Molti genitori saranno d’accordo con me nel dire che quando i figli arrivano all’adolescenza, è difficile che restino colpiti da qualcosa. Immaginate quindi la mia eccitazione quando uno dei leggendari personaggi di Star Trek, Walter Koenig (Chekov), mi ha raggiunto per il mio podcast “Whine At 9!” Con 3 fan di Star Trek in famiglia (due figli ed un marito che per poco non si fa venire un embolo, cercando di gonfiare un palloncino a forma di Enterprise), sono diventata una celebrità per circa un mese. Poichè poi l’attore in questione è gentilissimo e divertente, tutto è stato ancora più piacevole. Durante la nostra conversazione, mi ha rivelato qualche “dietro alle quinte” e mi ha aggiornato sulle sue attività.
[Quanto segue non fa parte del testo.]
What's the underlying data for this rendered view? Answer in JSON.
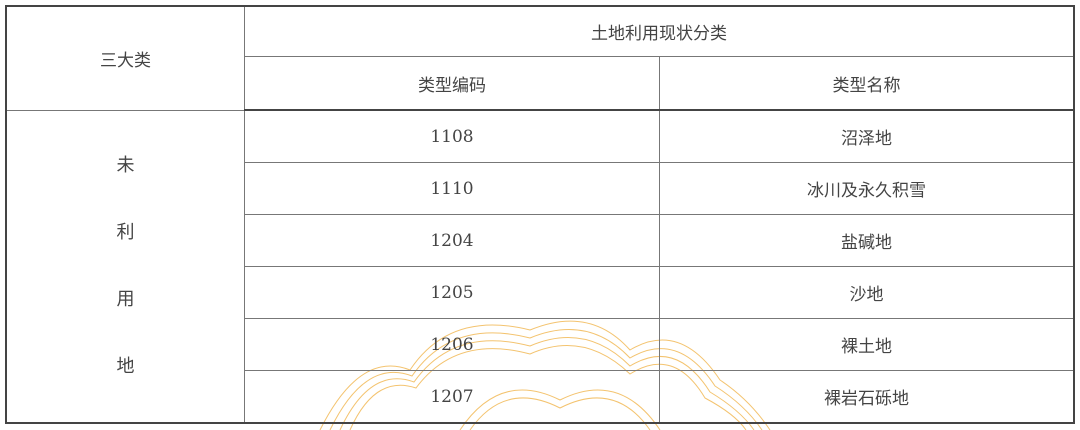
{
  "table": {
    "header": {
      "category_col": "三大类",
      "group_header": "土地利用现状分类",
      "code_col": "类型编码",
      "name_col": "类型名称"
    },
    "category": "未利用地",
    "category_chars": [
      "未",
      "利",
      "用",
      "地"
    ],
    "rows": [
      {
        "code": "1108",
        "name": "沼泽地"
      },
      {
        "code": "1110",
        "name": "冰川及永久积雪"
      },
      {
        "code": "1204",
        "name": "盐碱地"
      },
      {
        "code": "1205",
        "name": "沙地"
      },
      {
        "code": "1206",
        "name": "裸土地"
      },
      {
        "code": "1207",
        "name": "裸岩石砾地"
      }
    ]
  },
  "watermark_color": "#f0b040"
}
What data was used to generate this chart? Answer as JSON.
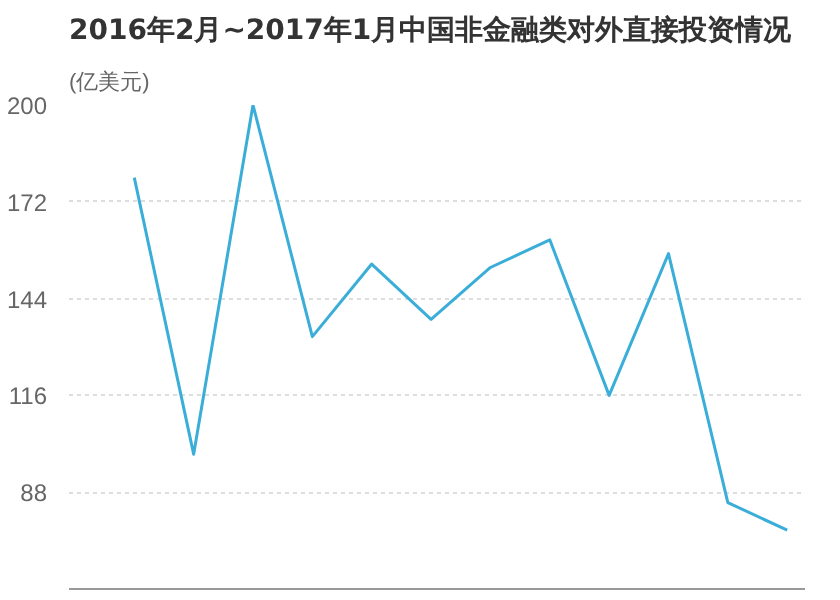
{
  "chart_data": {
    "type": "line",
    "title": "2016年2月~2017年1月中国非金融类对外直接投资情况",
    "ylabel": "(亿美元)",
    "categories": [
      null,
      null,
      null,
      null,
      null,
      null,
      null,
      null,
      null,
      null,
      null,
      null
    ],
    "series": [
      {
        "color": "#3aaed8",
        "values": [
          179,
          99,
          200,
          133,
          154,
          138,
          153,
          161,
          116,
          157,
          85,
          77
        ]
      }
    ],
    "ylim": [
      60,
      200
    ],
    "yticks": [
      88,
      116,
      144,
      172,
      200
    ],
    "grid": "y",
    "tick_labels": "y",
    "marker": "none",
    "line_style": "solid"
  }
}
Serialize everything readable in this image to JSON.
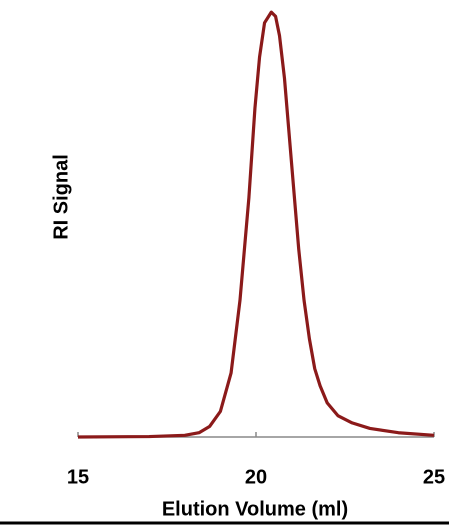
{
  "chart_data": {
    "type": "line",
    "xlabel": "Elution Volume (ml)",
    "ylabel": "RI Signal",
    "x": [
      15,
      17,
      18,
      18.4,
      18.7,
      19.0,
      19.3,
      19.55,
      19.8,
      19.97,
      20.1,
      20.24,
      20.43,
      20.55,
      20.66,
      20.8,
      20.94,
      21.07,
      21.2,
      21.35,
      21.5,
      21.65,
      21.8,
      22.0,
      22.3,
      22.7,
      23.2,
      24.0,
      25
    ],
    "series": [
      {
        "color": "#8b1a1a",
        "values": [
          0,
          0.001,
          0.004,
          0.01,
          0.025,
          0.06,
          0.15,
          0.32,
          0.56,
          0.77,
          0.89,
          0.97,
          0.995,
          0.985,
          0.94,
          0.84,
          0.7,
          0.57,
          0.44,
          0.32,
          0.23,
          0.16,
          0.12,
          0.08,
          0.05,
          0.033,
          0.02,
          0.01,
          0.004
        ]
      }
    ],
    "xlim": [
      15,
      25
    ],
    "ylim": [
      0,
      1
    ],
    "xticks": [
      15,
      20,
      25
    ],
    "grid": false
  }
}
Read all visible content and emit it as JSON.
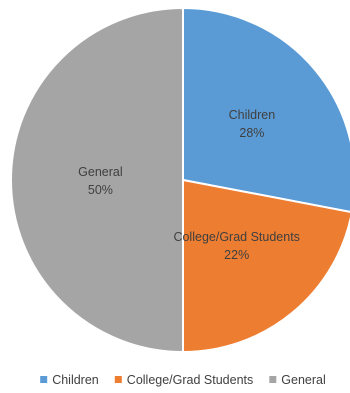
{
  "chart_data": {
    "type": "pie",
    "categories": [
      "Children",
      "College/Grad Students",
      "General"
    ],
    "values": [
      28,
      22,
      50
    ],
    "value_labels": [
      "28%",
      "22%",
      "50%"
    ],
    "colors": [
      "#5B9BD5",
      "#ED7D31",
      "#A5A5A5"
    ],
    "start_angle_deg": 0,
    "direction": "clockwise",
    "legend_position": "bottom",
    "title": ""
  }
}
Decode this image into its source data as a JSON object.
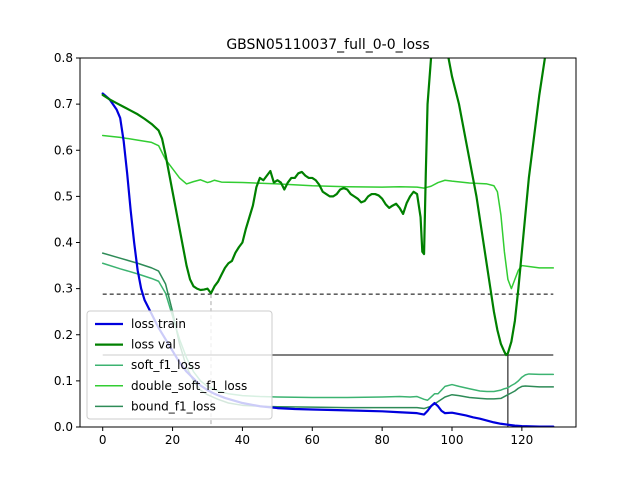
{
  "chart_data": {
    "type": "line",
    "title": "GBSN05110037_full_0-0_loss",
    "xlabel": "",
    "ylabel": "",
    "xlim": [
      -6.5,
      135.5
    ],
    "ylim": [
      0.0,
      0.8
    ],
    "xticks": [
      0,
      20,
      40,
      60,
      80,
      100,
      120
    ],
    "yticks": [
      0.0,
      0.1,
      0.2,
      0.3,
      0.4,
      0.5,
      0.6,
      0.7,
      0.8
    ],
    "xtick_labels": [
      "0",
      "20",
      "40",
      "60",
      "80",
      "100",
      "120"
    ],
    "ytick_labels": [
      "0.0",
      "0.1",
      "0.2",
      "0.3",
      "0.4",
      "0.5",
      "0.6",
      "0.7",
      "0.8"
    ],
    "grid": false,
    "legend_position": "lower-left",
    "series": [
      {
        "name": "loss train",
        "color": "#0000dd",
        "width": 2.2,
        "points": [
          [
            0,
            0.723
          ],
          [
            2,
            0.71
          ],
          [
            4,
            0.688
          ],
          [
            5,
            0.67
          ],
          [
            6,
            0.62
          ],
          [
            7,
            0.55
          ],
          [
            8,
            0.47
          ],
          [
            9,
            0.4
          ],
          [
            10,
            0.34
          ],
          [
            11,
            0.3
          ],
          [
            12,
            0.275
          ],
          [
            14,
            0.245
          ],
          [
            16,
            0.215
          ],
          [
            18,
            0.19
          ],
          [
            20,
            0.165
          ],
          [
            22,
            0.14
          ],
          [
            24,
            0.12
          ],
          [
            26,
            0.105
          ],
          [
            28,
            0.09
          ],
          [
            30,
            0.08
          ],
          [
            32,
            0.072
          ],
          [
            35,
            0.063
          ],
          [
            40,
            0.052
          ],
          [
            45,
            0.045
          ],
          [
            50,
            0.041
          ],
          [
            55,
            0.039
          ],
          [
            60,
            0.038
          ],
          [
            70,
            0.036
          ],
          [
            80,
            0.034
          ],
          [
            85,
            0.032
          ],
          [
            90,
            0.03
          ],
          [
            92,
            0.027
          ],
          [
            93,
            0.035
          ],
          [
            94,
            0.045
          ],
          [
            95,
            0.052
          ],
          [
            96,
            0.045
          ],
          [
            97,
            0.035
          ],
          [
            98,
            0.03
          ],
          [
            100,
            0.031
          ],
          [
            102,
            0.028
          ],
          [
            104,
            0.025
          ],
          [
            106,
            0.021
          ],
          [
            108,
            0.018
          ],
          [
            110,
            0.014
          ],
          [
            112,
            0.01
          ],
          [
            114,
            0.007
          ],
          [
            116,
            0.005
          ],
          [
            118,
            0.003
          ],
          [
            120,
            0.002
          ],
          [
            125,
            0.001
          ],
          [
            129,
            0.001
          ]
        ]
      },
      {
        "name": "loss val",
        "color": "#008000",
        "width": 2.2,
        "points": [
          [
            0,
            0.72
          ],
          [
            2,
            0.71
          ],
          [
            4,
            0.702
          ],
          [
            6,
            0.694
          ],
          [
            8,
            0.686
          ],
          [
            10,
            0.678
          ],
          [
            12,
            0.668
          ],
          [
            14,
            0.657
          ],
          [
            16,
            0.643
          ],
          [
            17,
            0.625
          ],
          [
            18,
            0.59
          ],
          [
            19,
            0.55
          ],
          [
            20,
            0.51
          ],
          [
            21,
            0.47
          ],
          [
            22,
            0.43
          ],
          [
            23,
            0.39
          ],
          [
            24,
            0.35
          ],
          [
            25,
            0.32
          ],
          [
            26,
            0.305
          ],
          [
            27,
            0.3
          ],
          [
            28,
            0.297
          ],
          [
            29,
            0.298
          ],
          [
            30,
            0.3
          ],
          [
            31,
            0.29
          ],
          [
            32,
            0.305
          ],
          [
            33,
            0.315
          ],
          [
            34,
            0.33
          ],
          [
            35,
            0.345
          ],
          [
            36,
            0.355
          ],
          [
            37,
            0.36
          ],
          [
            38,
            0.378
          ],
          [
            39,
            0.39
          ],
          [
            40,
            0.4
          ],
          [
            41,
            0.43
          ],
          [
            42,
            0.455
          ],
          [
            43,
            0.48
          ],
          [
            44,
            0.52
          ],
          [
            45,
            0.54
          ],
          [
            46,
            0.535
          ],
          [
            47,
            0.545
          ],
          [
            48,
            0.555
          ],
          [
            49,
            0.53
          ],
          [
            50,
            0.535
          ],
          [
            51,
            0.53
          ],
          [
            52,
            0.515
          ],
          [
            53,
            0.53
          ],
          [
            54,
            0.54
          ],
          [
            55,
            0.54
          ],
          [
            56,
            0.55
          ],
          [
            57,
            0.553
          ],
          [
            58,
            0.545
          ],
          [
            59,
            0.54
          ],
          [
            60,
            0.54
          ],
          [
            61,
            0.535
          ],
          [
            62,
            0.525
          ],
          [
            63,
            0.51
          ],
          [
            64,
            0.505
          ],
          [
            65,
            0.5
          ],
          [
            66,
            0.5
          ],
          [
            67,
            0.505
          ],
          [
            68,
            0.515
          ],
          [
            69,
            0.518
          ],
          [
            70,
            0.515
          ],
          [
            71,
            0.505
          ],
          [
            72,
            0.5
          ],
          [
            73,
            0.495
          ],
          [
            74,
            0.487
          ],
          [
            75,
            0.49
          ],
          [
            76,
            0.5
          ],
          [
            77,
            0.505
          ],
          [
            78,
            0.505
          ],
          [
            79,
            0.502
          ],
          [
            80,
            0.495
          ],
          [
            81,
            0.483
          ],
          [
            82,
            0.475
          ],
          [
            83,
            0.48
          ],
          [
            84,
            0.484
          ],
          [
            85,
            0.475
          ],
          [
            86,
            0.462
          ],
          [
            87,
            0.485
          ],
          [
            88,
            0.5
          ],
          [
            89,
            0.51
          ],
          [
            90,
            0.505
          ],
          [
            91,
            0.455
          ],
          [
            91.5,
            0.38
          ],
          [
            92,
            0.375
          ],
          [
            92.5,
            0.55
          ],
          [
            93,
            0.7
          ],
          [
            94,
            0.8
          ],
          [
            96,
            0.85
          ],
          [
            98,
            0.85
          ],
          [
            99,
            0.8
          ],
          [
            100,
            0.76
          ],
          [
            101,
            0.73
          ],
          [
            102,
            0.7
          ],
          [
            103,
            0.66
          ],
          [
            104,
            0.62
          ],
          [
            105,
            0.58
          ],
          [
            106,
            0.54
          ],
          [
            107,
            0.5
          ],
          [
            108,
            0.45
          ],
          [
            109,
            0.4
          ],
          [
            110,
            0.35
          ],
          [
            111,
            0.3
          ],
          [
            112,
            0.25
          ],
          [
            113,
            0.21
          ],
          [
            114,
            0.18
          ],
          [
            115,
            0.163
          ],
          [
            115.5,
            0.156
          ],
          [
            116,
            0.16
          ],
          [
            117,
            0.185
          ],
          [
            118,
            0.23
          ],
          [
            119,
            0.3
          ],
          [
            120,
            0.38
          ],
          [
            121,
            0.46
          ],
          [
            122,
            0.54
          ],
          [
            123,
            0.6
          ],
          [
            124,
            0.66
          ],
          [
            125,
            0.72
          ],
          [
            126,
            0.77
          ],
          [
            127,
            0.82
          ]
        ]
      },
      {
        "name": "soft_f1_loss",
        "color": "#3cb371",
        "width": 1.5,
        "points": [
          [
            0,
            0.355
          ],
          [
            5,
            0.343
          ],
          [
            10,
            0.332
          ],
          [
            14,
            0.322
          ],
          [
            16,
            0.316
          ],
          [
            18,
            0.29
          ],
          [
            20,
            0.24
          ],
          [
            22,
            0.19
          ],
          [
            24,
            0.15
          ],
          [
            26,
            0.12
          ],
          [
            28,
            0.1
          ],
          [
            30,
            0.088
          ],
          [
            33,
            0.078
          ],
          [
            36,
            0.072
          ],
          [
            40,
            0.068
          ],
          [
            45,
            0.066
          ],
          [
            50,
            0.065
          ],
          [
            60,
            0.064
          ],
          [
            70,
            0.064
          ],
          [
            80,
            0.065
          ],
          [
            85,
            0.066
          ],
          [
            88,
            0.065
          ],
          [
            90,
            0.066
          ],
          [
            92,
            0.06
          ],
          [
            93,
            0.058
          ],
          [
            94,
            0.065
          ],
          [
            95,
            0.072
          ],
          [
            96,
            0.072
          ],
          [
            97,
            0.08
          ],
          [
            98,
            0.088
          ],
          [
            100,
            0.092
          ],
          [
            102,
            0.088
          ],
          [
            105,
            0.083
          ],
          [
            108,
            0.078
          ],
          [
            110,
            0.077
          ],
          [
            112,
            0.077
          ],
          [
            114,
            0.08
          ],
          [
            115,
            0.083
          ],
          [
            116,
            0.085
          ],
          [
            117,
            0.09
          ],
          [
            118,
            0.094
          ],
          [
            119,
            0.1
          ],
          [
            120,
            0.108
          ],
          [
            121,
            0.113
          ],
          [
            122,
            0.115
          ],
          [
            125,
            0.114
          ],
          [
            129,
            0.114
          ]
        ]
      },
      {
        "name": "double_soft_f1_loss",
        "color": "#32cd32",
        "width": 1.5,
        "points": [
          [
            0,
            0.632
          ],
          [
            5,
            0.628
          ],
          [
            10,
            0.622
          ],
          [
            14,
            0.617
          ],
          [
            16,
            0.61
          ],
          [
            18,
            0.58
          ],
          [
            20,
            0.56
          ],
          [
            22,
            0.54
          ],
          [
            24,
            0.527
          ],
          [
            26,
            0.532
          ],
          [
            28,
            0.536
          ],
          [
            30,
            0.53
          ],
          [
            31,
            0.532
          ],
          [
            32,
            0.535
          ],
          [
            34,
            0.531
          ],
          [
            40,
            0.53
          ],
          [
            50,
            0.527
          ],
          [
            60,
            0.523
          ],
          [
            70,
            0.521
          ],
          [
            80,
            0.52
          ],
          [
            85,
            0.521
          ],
          [
            90,
            0.52
          ],
          [
            92,
            0.518
          ],
          [
            94,
            0.522
          ],
          [
            96,
            0.53
          ],
          [
            98,
            0.535
          ],
          [
            100,
            0.533
          ],
          [
            105,
            0.529
          ],
          [
            110,
            0.527
          ],
          [
            112,
            0.523
          ],
          [
            113,
            0.51
          ],
          [
            114,
            0.46
          ],
          [
            115,
            0.38
          ],
          [
            116,
            0.32
          ],
          [
            117,
            0.3
          ],
          [
            118,
            0.32
          ],
          [
            119,
            0.34
          ],
          [
            120,
            0.35
          ],
          [
            122,
            0.348
          ],
          [
            125,
            0.345
          ],
          [
            129,
            0.345
          ]
        ]
      },
      {
        "name": "bound_f1_loss",
        "color": "#2e8b57",
        "width": 1.5,
        "points": [
          [
            0,
            0.377
          ],
          [
            5,
            0.366
          ],
          [
            10,
            0.355
          ],
          [
            14,
            0.345
          ],
          [
            16,
            0.338
          ],
          [
            18,
            0.31
          ],
          [
            20,
            0.25
          ],
          [
            22,
            0.18
          ],
          [
            24,
            0.13
          ],
          [
            26,
            0.1
          ],
          [
            28,
            0.08
          ],
          [
            30,
            0.07
          ],
          [
            33,
            0.06
          ],
          [
            36,
            0.052
          ],
          [
            40,
            0.047
          ],
          [
            45,
            0.045
          ],
          [
            50,
            0.044
          ],
          [
            60,
            0.043
          ],
          [
            70,
            0.042
          ],
          [
            80,
            0.042
          ],
          [
            85,
            0.042
          ],
          [
            88,
            0.042
          ],
          [
            90,
            0.042
          ],
          [
            92,
            0.04
          ],
          [
            94,
            0.045
          ],
          [
            96,
            0.055
          ],
          [
            98,
            0.065
          ],
          [
            100,
            0.07
          ],
          [
            102,
            0.068
          ],
          [
            105,
            0.064
          ],
          [
            108,
            0.062
          ],
          [
            110,
            0.061
          ],
          [
            112,
            0.061
          ],
          [
            114,
            0.062
          ],
          [
            115,
            0.066
          ],
          [
            116,
            0.07
          ],
          [
            117,
            0.074
          ],
          [
            118,
            0.078
          ],
          [
            119,
            0.084
          ],
          [
            120,
            0.088
          ],
          [
            121,
            0.089
          ],
          [
            125,
            0.087
          ],
          [
            129,
            0.087
          ]
        ]
      }
    ],
    "annotations": [
      {
        "name": "min-line-dashed",
        "style": "dashed",
        "y": 0.288,
        "x_min": 0,
        "x_max": 129,
        "marker_x": 31
      },
      {
        "name": "min-line-solid",
        "style": "solid",
        "y": 0.156,
        "x_min": 0,
        "x_max": 129,
        "marker_x": 116
      }
    ]
  }
}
La carriera da attore di Walter Koenig è cominciata molto tempo prima del suo memorabile ruolo come Chekov nella serie originale di Star Trek degli anni ’60. “Ho fatto una diversità di ruoli prima di Star Trek che erano, forse, più gratificanti esteticamente. Ma tutti i miei lavori successivi hanno subito in parte l’influenza della mia partecipazione nella serie Star Trek “. Dopo la sua audizione, Koenig non era sicuro di aver “portato a casa” il ruolo di Cechov. Non è stato fino a quando l’attore ha atteso circa due ore, che è venuto a conoscenza della decisione. Un costumista si avvicinò a Koenig e lo scortò al guardaroba. Spiega Koenig, “[Il costumista ha detto] ‘Devo prendervi le misure per un costume, no?’ Ed è così che ho scoperto che sono diventato un membro di Star Trek.”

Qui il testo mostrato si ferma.